I have professional pulse measuring equipment and I am near-anaphylactic (but not as bad) to many foods, about 15 or so including milk and soy (OAS the doctors call it). I had such high hopes, but the Coca test in this short form was meaningless… in the case of Celery it told me I was not allergic, and then when I ate it, I got a throat tightening reaction. It’s too bad for those of us who fall into the grey areas. Sometimes just putting the food in my mouth produces a smaller reaction, sometimes not. I am debating how to next proceed. Thanks for putting up this website. I’ll try Coca again… now that I have a better pulse meter
I was somewhat aghast at the idea your pulse shoud stay the same after eating gobs of sugar fat and grease! I am sugar sensitive. Eating a pizza usually pushes my pulse rate up, that is back in the days when I was not allergic to most things in pizza. For years I had problems with that. I think any normal person would have problems given the huge sugar spike. In fact, measure your puse before and after drinking a soda. Yuck.
This is very interesting and as someone suffering with year long allergies figuring out what they are is at the top of my list. I have a question though. Doesn’t your heart rate increase when you eat anything? How can you tell whether this is an increase due to an allergic response or just your normal digestion?
Many thanks.
Hi Lauren,
I was wondering, in Coca’s The Pulse Test he talks about other things being toxic to people: toiletries, perfume, laundry soap etc, is there an easy way to test for any of those at home?

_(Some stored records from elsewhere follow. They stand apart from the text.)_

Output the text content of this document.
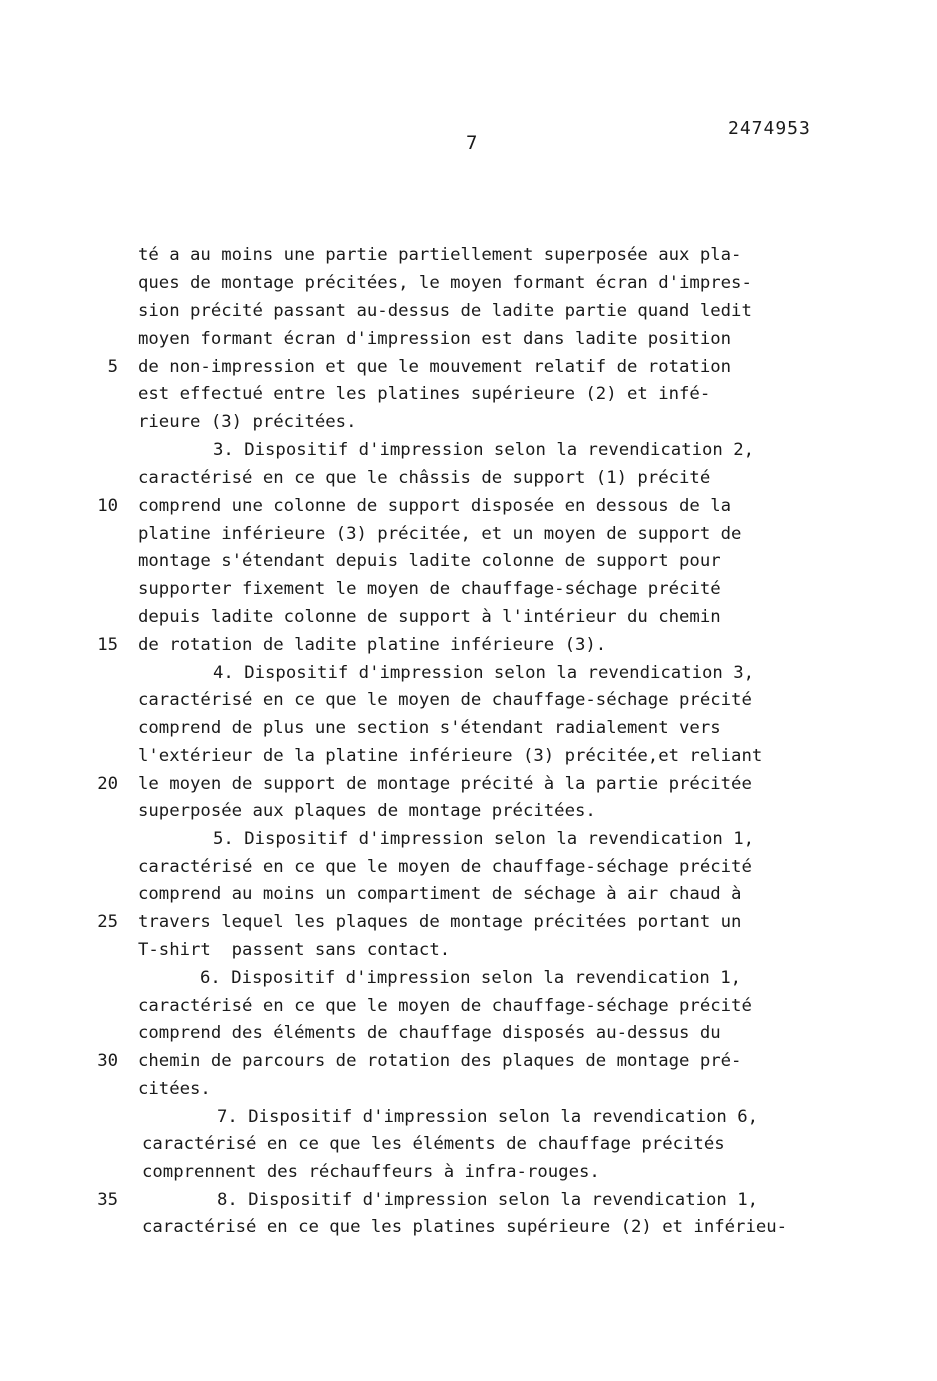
7
2474953
té a au moins une partie partiellement superposée aux pla-
ques de montage précitées, le moyen formant écran d'impres-
sion précité passant au-dessus de ladite partie quand ledit
moyen formant écran d'impression est dans ladite position
5 de non-impression et que le mouvement relatif de rotation
est effectué entre les platines supérieure (2) et infé-
rieure (3) précitées.
3. Dispositif d'impression selon la revendication 2,
caractérisé en ce que le châssis de support (1) précité
10 comprend une colonne de support disposée en dessous de la
platine inférieure (3) précitée, et un moyen de support de
montage s'étendant depuis ladite colonne de support pour
supporter fixement le moyen de chauffage-séchage précité
depuis ladite colonne de support à l'intérieur du chemin
15 de rotation de ladite platine inférieure (3).
4. Dispositif d'impression selon la revendication 3,
caractérisé en ce que le moyen de chauffage-séchage précité
comprend de plus une section s'étendant radialement vers
l'extérieur de la platine inférieure (3) précitée,et reliant
20 le moyen de support de montage précité à la partie précitée
superposée aux plaques de montage précitées.
5. Dispositif d'impression selon la revendication 1,
caractérisé en ce que le moyen de chauffage-séchage précité
comprend au moins un compartiment de séchage à air chaud à
25 travers lequel les plaques de montage précitées portant un
T-shirt  passent sans contact.
6. Dispositif d'impression selon la revendication 1,
caractérisé en ce que le moyen de chauffage-séchage précité
comprend des éléments de chauffage disposés au-dessus du
30 chemin de parcours de rotation des plaques de montage pré-
citées.
7. Dispositif d'impression selon la revendication 6,
caractérisé en ce que les éléments de chauffage précités
comprennent des réchauffeurs à infra-rouges.
35	8. Dispositif d'impression selon la revendication 1,
caractérisé en ce que les platines supérieure (2) et inférieu-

Thanks so much for the posts, they are really informative.
Paul, UK
I would just like to present a caution. I was following the GAPS diet which calls for drinking broth (chicken) daily. I discovered through testing that I was reacting to chicken and it was therefore contributing to the problem. I am an advocate for testing first and second moderation.
What if a pulse drops significantly? Which test takes precedence if a food that tests strongly as sensitive on the neural-lingual test but then is negative as part of a meal when, you take pulse readings at 30, 60, and 90 minute intervals? Thanks!!
This way of testing was first reported in the 1950’s. For about the last 30 or more years every major Lab has had the ability to test for food sensitivities by means of blood tests.
The method of testing for the allergen specific immunoglobulins found with food sensitivities, acute/chronic inflammation and autoimmune diseases is tried and true. Every doctor has had access to these tests but are taught not to use it for food testing. Why??? $$$$$$$$$$$
There is a fortune to be made off chronic diseases. And they are capitalizing.
Ps… Foods and inhalants are the ONLY time allergen specific IgE testing is used. Think about that.
I have just read an article on suzycohen.com that those tests can be inaccurate lab to lab! Both she and her husband did their tests through different labs and got conflicting info. For ex. highly sensitive to mango on one, fine on the other test. She emphasizes asking oneself “How do u feel?”. The rotation diet if done accurately with no fudging sounds like the best test.
One thing that may help clear some of the confusion people are reporting is this – if you’ve successfully avoided the foods you’re sensitive to for long enough that your immune system calms down then the number of antibodies decreases and you can have small amounts of the foods you’re sensitive to infrequently with no big reaction. That’s why a real reintroduction has you take it several times over a few days to see if you react – you might be fine the first time the first day but if you’re still sensitive then on the second day you’ll probably react.